Take a drive around Sioux Falls and you'll see apartment buildings going up all over town. This summer, you can expect ground to be broken on even more complexes.
Developers say they're meeting pent-up demand, in what's shaping up to be a record year for apartment building.
In the first four months of the year, 600 new apartments went up in Sioux Falls totaling $55 million in construction. Many of those new units are in a $26 million complex near Costco.
The first phase of the complex will be complete in three months.
"We get calls on this for leasing apartments every day right now," Dunham said.
There are already 13 people on the waiting list. Developer Jim Dunham says while apartment building came to a stop in the recession, people continued to move town.
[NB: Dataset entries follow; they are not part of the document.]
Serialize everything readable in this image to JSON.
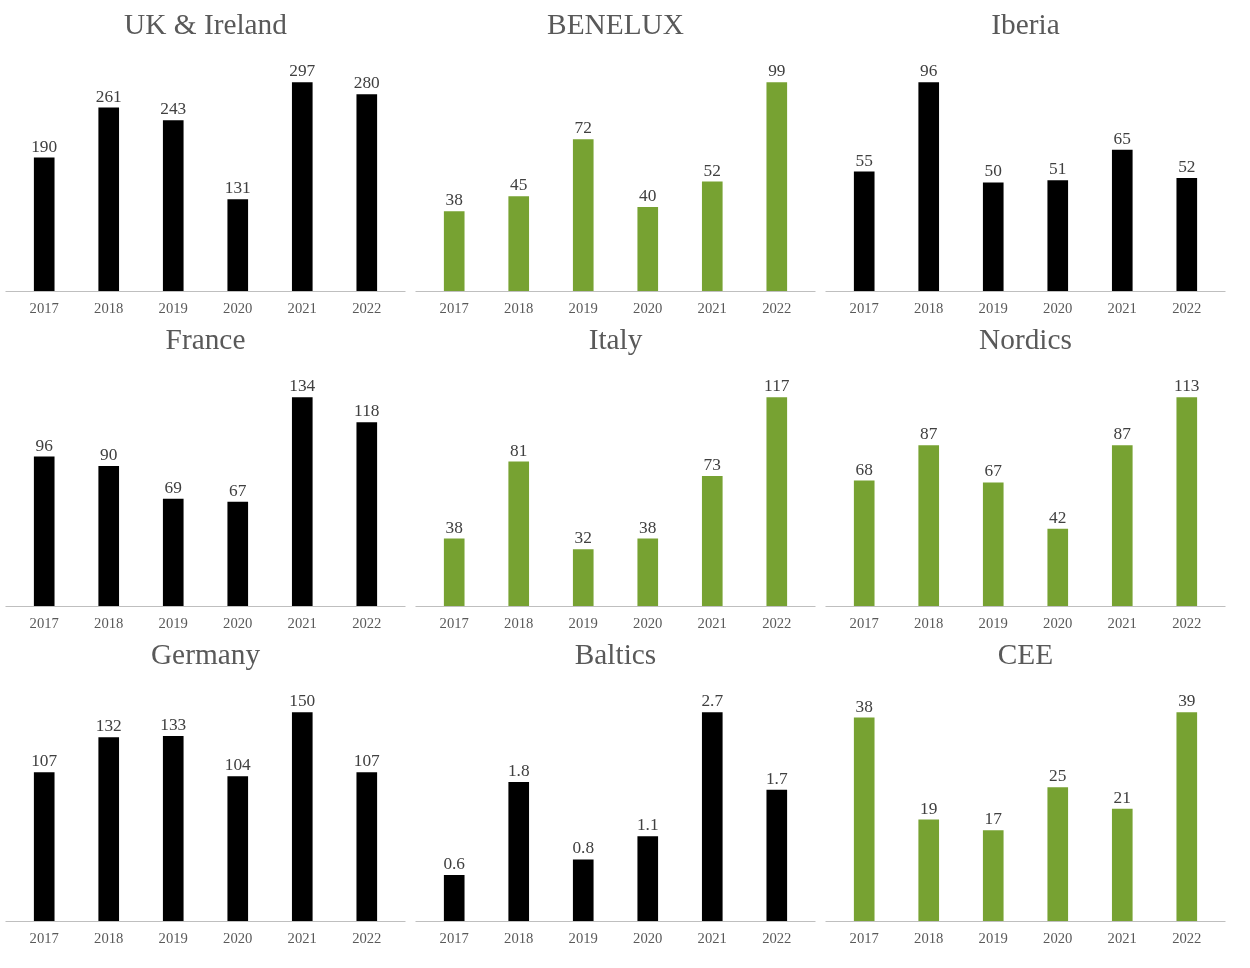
{
  "chart_data": [
    {
      "type": "bar",
      "title": "UK & Ireland",
      "categories": [
        "2017",
        "2018",
        "2019",
        "2020",
        "2021",
        "2022"
      ],
      "values": [
        190,
        261,
        243,
        131,
        297,
        280
      ],
      "color": "#000000",
      "data_labels": true,
      "grid": false
    },
    {
      "type": "bar",
      "title": "BENELUX",
      "categories": [
        "2017",
        "2018",
        "2019",
        "2020",
        "2021",
        "2022"
      ],
      "values": [
        38,
        45,
        72,
        40,
        52,
        99
      ],
      "color": "#77a232",
      "data_labels": true,
      "grid": false
    },
    {
      "type": "bar",
      "title": "Iberia",
      "categories": [
        "2017",
        "2018",
        "2019",
        "2020",
        "2021",
        "2022"
      ],
      "values": [
        55,
        96,
        50,
        51,
        65,
        52
      ],
      "color": "#000000",
      "data_labels": true,
      "grid": false
    },
    {
      "type": "bar",
      "title": "France",
      "categories": [
        "2017",
        "2018",
        "2019",
        "2020",
        "2021",
        "2022"
      ],
      "values": [
        96,
        90,
        69,
        67,
        134,
        118
      ],
      "color": "#000000",
      "data_labels": true,
      "grid": false
    },
    {
      "type": "bar",
      "title": "Italy",
      "categories": [
        "2017",
        "2018",
        "2019",
        "2020",
        "2021",
        "2022"
      ],
      "values": [
        38,
        81,
        32,
        38,
        73,
        117
      ],
      "color": "#77a232",
      "data_labels": true,
      "grid": false
    },
    {
      "type": "bar",
      "title": "Nordics",
      "categories": [
        "2017",
        "2018",
        "2019",
        "2020",
        "2021",
        "2022"
      ],
      "values": [
        68,
        87,
        67,
        42,
        87,
        113
      ],
      "color": "#77a232",
      "data_labels": true,
      "grid": false
    },
    {
      "type": "bar",
      "title": "Germany",
      "categories": [
        "2017",
        "2018",
        "2019",
        "2020",
        "2021",
        "2022"
      ],
      "values": [
        107,
        132,
        133,
        104,
        150,
        107
      ],
      "color": "#000000",
      "data_labels": true,
      "grid": false
    },
    {
      "type": "bar",
      "title": "Baltics",
      "categories": [
        "2017",
        "2018",
        "2019",
        "2020",
        "2021",
        "2022"
      ],
      "values": [
        0.6,
        1.8,
        0.8,
        1.1,
        2.7,
        1.7
      ],
      "color": "#000000",
      "data_labels": true,
      "grid": false
    },
    {
      "type": "bar",
      "title": "CEE",
      "categories": [
        "2017",
        "2018",
        "2019",
        "2020",
        "2021",
        "2022"
      ],
      "values": [
        38,
        19,
        17,
        25,
        21,
        39
      ],
      "color": "#77a232",
      "data_labels": true,
      "grid": false
    }
  ]
}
"I think what would surprise people is they see a lot of apartments going up, but yet with the permits taken out, we will not have enough to serve the demand that is out there," Dunham said.
Proof of that is the newly constructed, The Villas at Canyon Creek. The last two of ten buildings are nearing completion with a 95 percent occupancy rate.
"I feel like we really lucked out. We came in, did the tour, filled out the application, got in right away. I think they had three left when we signed it," Coome said.
Mari Coome and her roommate Kristen Brink signed a lease for a two-bedroom apartment at The Villas today. They're happy with all the amenities, but rental rates have risen about five percent in the last two years.
"I think the price of rent is rising, just because the demand is there right now--but we're also trying to stay competitive because you want to fill that new project," Jill Madsen of Bender Midwest Properties said.
Even more projects are on the way. Dunham has two more complexes planned-- Sunset Villas at 69th and Southeastern will have 132 units. Dunham will also be building on the other side of town on West 26th street. Emerald Valley will have 120 apartments.
"A lot of thought and a lot of projections go into building $55 million in apartments in one year," Dunham said.
But all developers are confident they're not over-building yet.